Bereavement as a Relief
Sometimes death or another form of loss such as divorce comes as a relief. The death of a loved one who has died after a long and difficult illness may be a relief as they are now freed from their sufferings. You may be physically worn out and shattered but emotionally, you may be well on the way to recovery. At last you can sleep without being disturbed. At last you can go out with friends. In situations where death is inevitable and has been long expected the grieving starts many months before death so you appear to go quickly to the integration stage. Not everyone close to you and even in the community at large will understand the relief as they have not been through your experiences and they may be shocked at what they might see as your callousness. That can be stressful and lead to arguments and gossip. As a result, you may not say anything, in fact, you may not know what to say, as you may not understand yourself what is happening. You then feel guilty when people sympathise with you. Alternatively, you may respond with anger and frustration at their lack of understanding of your situation. O dear! That can be a recipe for family feuds and fallouts between friends.
Do you recognise your own story in this?
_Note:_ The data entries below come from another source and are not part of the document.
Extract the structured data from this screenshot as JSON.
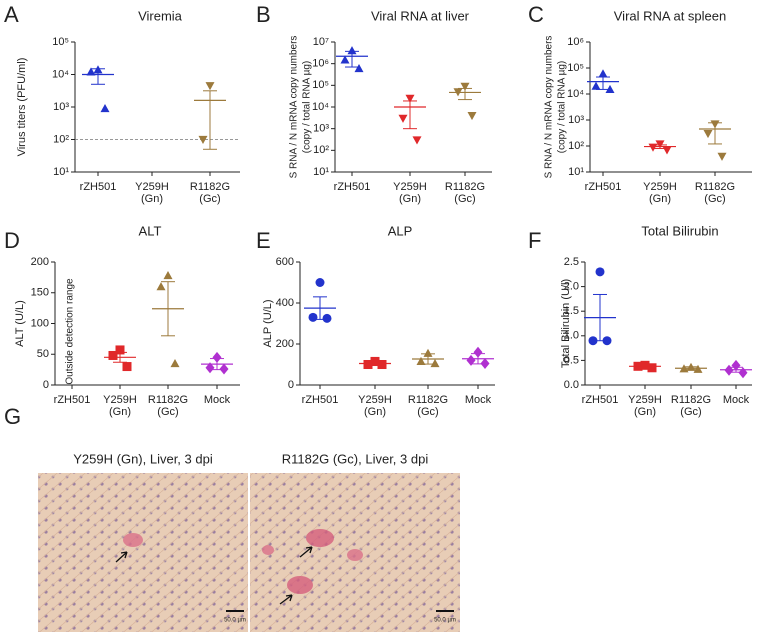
{
  "chart_data": [
    {
      "type": "dot",
      "panel": "A",
      "title": "Viremia",
      "ylabel": [
        "Virus titers (PFU/ml)"
      ],
      "log": true,
      "ylim": [
        10,
        100000
      ],
      "yticks": [
        {
          "value": 10,
          "label": "10¹"
        },
        {
          "value": 100,
          "label": "10²"
        },
        {
          "value": 1000,
          "label": "10³"
        },
        {
          "value": 10000,
          "label": "10⁴"
        },
        {
          "value": 100000,
          "label": "10⁵"
        }
      ],
      "hline": 100,
      "categories": [
        [
          "rZH501"
        ],
        [
          "Y259H",
          "(Gn)"
        ],
        [
          "R1182G",
          "(Gc)"
        ]
      ],
      "groups": [
        {
          "color": "#2233cc",
          "marker": "triangle-up",
          "values": [
            14000,
            12000,
            900
          ],
          "mean": 10000,
          "sem": 5000
        },
        {
          "values": []
        },
        {
          "color": "#9c7a3c",
          "marker": "triangle-down",
          "values": [
            4500,
            100
          ],
          "mean": 1600,
          "sem": 1550
        }
      ]
    },
    {
      "type": "dot",
      "panel": "B",
      "title": "Viral RNA at liver",
      "ylabel": [
        "S RNA / N mRNA copy numbers",
        "(copy / total RNA µg)"
      ],
      "log": true,
      "ylim": [
        10,
        10000000
      ],
      "yticks": [
        {
          "value": 10,
          "label": "10¹"
        },
        {
          "value": 100,
          "label": "10²"
        },
        {
          "value": 1000,
          "label": "10³"
        },
        {
          "value": 10000,
          "label": "10⁴"
        },
        {
          "value": 100000,
          "label": "10⁵"
        },
        {
          "value": 1000000,
          "label": "10⁶"
        },
        {
          "value": 10000000,
          "label": "10⁷"
        }
      ],
      "categories": [
        [
          "rZH501"
        ],
        [
          "Y259H",
          "(Gn)"
        ],
        [
          "R1182G",
          "(Gc)"
        ]
      ],
      "groups": [
        {
          "color": "#2233cc",
          "marker": "triangle-up",
          "values": [
            4000000,
            1500000,
            600000
          ],
          "mean": 2200000,
          "sem": 1500000
        },
        {
          "color": "#e0282a",
          "marker": "triangle-down",
          "values": [
            25000,
            3000,
            300
          ],
          "mean": 10000,
          "sem": 9000
        },
        {
          "color": "#9c7a3c",
          "marker": "triangle-down",
          "values": [
            90000,
            50000,
            4000
          ],
          "mean": 47000,
          "sem": 25000
        }
      ]
    },
    {
      "type": "dot",
      "panel": "C",
      "title": "Viral RNA at spleen",
      "ylabel": [
        "S RNA / N mRNA copy numbers",
        "(copy / total RNA µg)"
      ],
      "log": true,
      "ylim": [
        10,
        1000000
      ],
      "yticks": [
        {
          "value": 10,
          "label": "10¹"
        },
        {
          "value": 100,
          "label": "10²"
        },
        {
          "value": 1000,
          "label": "10³"
        },
        {
          "value": 10000,
          "label": "10⁴"
        },
        {
          "value": 100000,
          "label": "10⁵"
        },
        {
          "value": 1000000,
          "label": "10⁶"
        }
      ],
      "categories": [
        [
          "rZH501"
        ],
        [
          "Y259H",
          "(Gn)"
        ],
        [
          "R1182G",
          "(Gc)"
        ]
      ],
      "groups": [
        {
          "color": "#2233cc",
          "marker": "triangle-up",
          "values": [
            60000,
            20000,
            15000
          ],
          "mean": 30000,
          "sem": 15000
        },
        {
          "color": "#e0282a",
          "marker": "triangle-down",
          "values": [
            120,
            90,
            70
          ],
          "mean": 95,
          "sem": 15
        },
        {
          "color": "#9c7a3c",
          "marker": "triangle-down",
          "values": [
            700,
            300,
            40
          ],
          "mean": 450,
          "sem": 330
        }
      ]
    },
    {
      "type": "dot",
      "panel": "D",
      "title": "ALT",
      "ylabel": [
        "ALT (U/L)"
      ],
      "log": false,
      "ylim": [
        0,
        200
      ],
      "yticks": [
        0,
        50,
        100,
        150,
        200
      ],
      "annotation": "Outside detection range",
      "categories": [
        [
          "rZH501"
        ],
        [
          "Y259H",
          "(Gn)"
        ],
        [
          "R1182G",
          "(Gc)"
        ],
        [
          "Mock"
        ]
      ],
      "groups": [
        {
          "values": []
        },
        {
          "color": "#e0282a",
          "marker": "square",
          "values": [
            57,
            48,
            30
          ],
          "mean": 45,
          "sem": 8
        },
        {
          "color": "#9c7a3c",
          "marker": "triangle-up",
          "values": [
            178,
            160,
            35
          ],
          "mean": 124,
          "sem": 44
        },
        {
          "color": "#b030d0",
          "marker": "diamond",
          "values": [
            45,
            28,
            26
          ],
          "mean": 34,
          "sem": 9
        }
      ]
    },
    {
      "type": "dot",
      "panel": "E",
      "title": "ALP",
      "ylabel": [
        "ALP (U/L)"
      ],
      "log": false,
      "ylim": [
        0,
        600
      ],
      "yticks": [
        0,
        200,
        400,
        600
      ],
      "categories": [
        [
          "rZH501"
        ],
        [
          "Y259H",
          "(Gn)"
        ],
        [
          "R1182G",
          "(Gc)"
        ],
        [
          "Mock"
        ]
      ],
      "groups": [
        {
          "color": "#2233cc",
          "marker": "circle",
          "values": [
            500,
            330,
            325
          ],
          "mean": 375,
          "sem": 55
        },
        {
          "color": "#e0282a",
          "marker": "square",
          "values": [
            115,
            100,
            100
          ],
          "mean": 105,
          "sem": 10
        },
        {
          "color": "#9c7a3c",
          "marker": "triangle-up",
          "values": [
            155,
            115,
            105
          ],
          "mean": 127,
          "sem": 25
        },
        {
          "color": "#b030d0",
          "marker": "diamond",
          "values": [
            160,
            120,
            105
          ],
          "mean": 128,
          "sem": 25
        }
      ]
    },
    {
      "type": "dot",
      "panel": "F",
      "title": "Total Bilirubin",
      "ylabel": [
        "Total Bilirubin (U/l)"
      ],
      "log": false,
      "ylim": [
        0,
        2.5
      ],
      "yticks": [
        {
          "value": 0,
          "label": "0.0"
        },
        0.5,
        {
          "value": 1,
          "label": "1.0"
        },
        1.5,
        {
          "value": 2,
          "label": "2.0"
        },
        2.5
      ],
      "categories": [
        [
          "rZH501"
        ],
        [
          "Y259H",
          "(Gn)"
        ],
        [
          "R1182G",
          "(Gc)"
        ],
        [
          "Mock"
        ]
      ],
      "groups": [
        {
          "color": "#2233cc",
          "marker": "circle",
          "values": [
            2.3,
            0.9,
            0.9
          ],
          "mean": 1.37,
          "sem": 0.47
        },
        {
          "color": "#e0282a",
          "marker": "square",
          "values": [
            0.4,
            0.38,
            0.35
          ],
          "mean": 0.38,
          "sem": 0.02
        },
        {
          "color": "#9c7a3c",
          "marker": "triangle-up",
          "values": [
            0.36,
            0.33,
            0.32
          ],
          "mean": 0.34,
          "sem": 0.03
        },
        {
          "color": "#b030d0",
          "marker": "diamond",
          "values": [
            0.4,
            0.3,
            0.25
          ],
          "mean": 0.31,
          "sem": 0.05
        }
      ]
    }
  ],
  "histology": {
    "panel": "G",
    "images": [
      {
        "title": "Y259H (Gn), Liver, 3 dpi",
        "scale_bar": "50.0 µm"
      },
      {
        "title": "R1182G (Gc), Liver, 3 dpi",
        "scale_bar": "50.0 µm"
      }
    ]
  }
}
Understanding the process of grief can be hugely releasing. But do not forget – you now have a responsibility to educate others!
Occasionally the grieving process is all but completed – right up to acceptance and integration – even before the loss has actually occurred. This may happen at divorce. Especially if it has been long drawn out, you can be ready to party as soon as the decree absolute is issued. Something similar can happen when a partner develops dementia or another long term illness and no longer recognises you. It is as if the ‘real’ person has died and all that is left is the physical shell.
Harry had had a close, loving relationship with Jessica but she developed dementia and had been living in a nursing home for 3 years. He was still fit and well and visited her a few times weekly though she no longer recognised him. He was lonely and drew closer to Irene, a widow, who was a family friend. Irene would often accompany him when he visited Jessica. They started having holidays together and then lived together. His family were shocked at this apparent rejection of their mother when she was so ill. They accused him of being selfish and cruel but Harry explained to them that he felt like a widower. Jessica had all but died. He still loved her and she would continue to be his top priority but to continue to cope in life he needed the companionship of Irene. Out of respect for Jessica, Harry would not contemplate divorce. Irene and he would like to formalise their relationship in marriage but they would not do so until after Jessica’s death. It took time but the family row was settled amicably and Harry was able to help his children speak about their own grief experiences due to their mother’s dementia. Harry invited his children to help him draw up his will that respected their unique situation. It was some years later that the family appreciated how helpful that was in preventing a potentially serious stress situation.
Some who read these pages will not recognise any of this as matching their own experiences of bereavement as they just naturally seemed to cope. If this is true of you it does not mean you are insensitive, selfish and uncaring. Instead, it is attributable to emotional resilience which is defined as an individual’s ability to successfully adapt to life’s experiences and trials. This is an aspect of your personality and not your experiences. It does not mean that you are free from negative emotions or thoughts, and are always optimistic. On the contrary, you will still feel grief but you have, perhaps unconsciously, developed coping techniques that allow you to effectively and relatively easily navigate around or through crises such as bereavement.